Fleshy Thud presents Oskorei
Choreography Ryan Kerr; featuring Jenn Cole, Sophia Darling, Anne Ryan & Ryan Kerr
Music by Ian Osborn
January 7, 8 & 9, 2010 @ 8PM
Market Hall, 336 George St. N
Tickets:
$15, $12 for students, seniors and underemployed, available at the door
Oskorei is the final event in a year-long series of dance programs created by Ryan Kerr and his company Fleshy Thud. Interpreting the Norse story of Ragnarök – the “final destiny of the gods” – this fable tells the story of a great battle that results in the death of powerful Norse gods, and the submersion of the world in water. The world resurfaces anew, the surviving gods meet, and the world is repopulated by two human survivors.

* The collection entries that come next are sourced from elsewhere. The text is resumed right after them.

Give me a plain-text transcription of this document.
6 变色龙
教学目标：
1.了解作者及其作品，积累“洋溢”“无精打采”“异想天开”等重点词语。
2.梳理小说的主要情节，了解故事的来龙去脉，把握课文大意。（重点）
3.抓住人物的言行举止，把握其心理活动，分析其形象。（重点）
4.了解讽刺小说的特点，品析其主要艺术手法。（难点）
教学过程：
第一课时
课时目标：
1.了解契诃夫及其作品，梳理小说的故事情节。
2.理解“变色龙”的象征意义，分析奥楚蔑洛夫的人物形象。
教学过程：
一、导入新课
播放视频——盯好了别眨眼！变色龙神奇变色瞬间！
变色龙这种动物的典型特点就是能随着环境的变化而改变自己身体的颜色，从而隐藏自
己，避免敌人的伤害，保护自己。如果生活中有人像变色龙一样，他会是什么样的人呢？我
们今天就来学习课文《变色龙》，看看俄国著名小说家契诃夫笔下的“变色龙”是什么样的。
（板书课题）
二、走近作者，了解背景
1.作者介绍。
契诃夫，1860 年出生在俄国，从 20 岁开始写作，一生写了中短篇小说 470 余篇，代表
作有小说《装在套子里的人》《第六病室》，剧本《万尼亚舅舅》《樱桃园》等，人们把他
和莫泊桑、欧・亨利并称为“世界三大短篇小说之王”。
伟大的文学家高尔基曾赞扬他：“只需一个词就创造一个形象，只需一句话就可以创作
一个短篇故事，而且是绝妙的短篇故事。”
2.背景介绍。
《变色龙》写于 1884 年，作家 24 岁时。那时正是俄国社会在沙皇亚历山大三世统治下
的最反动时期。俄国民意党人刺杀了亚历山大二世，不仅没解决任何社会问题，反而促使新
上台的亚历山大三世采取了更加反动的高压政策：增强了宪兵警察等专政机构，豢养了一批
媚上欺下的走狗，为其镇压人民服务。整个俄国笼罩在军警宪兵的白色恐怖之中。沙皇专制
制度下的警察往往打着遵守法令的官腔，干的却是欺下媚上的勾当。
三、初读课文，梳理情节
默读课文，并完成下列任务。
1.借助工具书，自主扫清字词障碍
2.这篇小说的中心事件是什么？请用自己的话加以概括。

In 2004 Peterborough composer and musician Ian Osborn – well known for his dark, romantic, rhythmic and bass-driven sound – set out to compose a score from Norse mythology “without sounding like Led Zepplin or Finnish death metal”. Using his signature technique of distorting and looping the voices of wild animals into evocative sounds, Osborn then created a hybrid incorporating the vocals of local artists Brian Mitolo, Brian Sanderson, Jill Staveley and Sarah Follet into the score he named Oskeri. As his project drew to a finish, the 2004 flood of Peterborough hit, completely submerging the Peterborough Arts Umbrella along with Osborn’s studio. Most of his works were destroyed, but by some luck of the gods the Oskeri tapes survived – and have waited five years to return to the light.
Now in 2010 Peterborough dance and theatre stalwart Ryan Kerr has resurrected Osborn’s soundscape to create a new dance work. Kerr has taken the symbols of Norse runes to pattern physical gestures, while incorporating his contemporary ideas of religion, science and politics in the retelling of this cyclical story.
Dancers and sounds collide in this story of order and chaos, destruction and rebirth, the end of the old world beginning anew. An appropriate theme for both the aftermath of the 2004 flood, and as the final dance performance in the Market Hall prior to its renovations.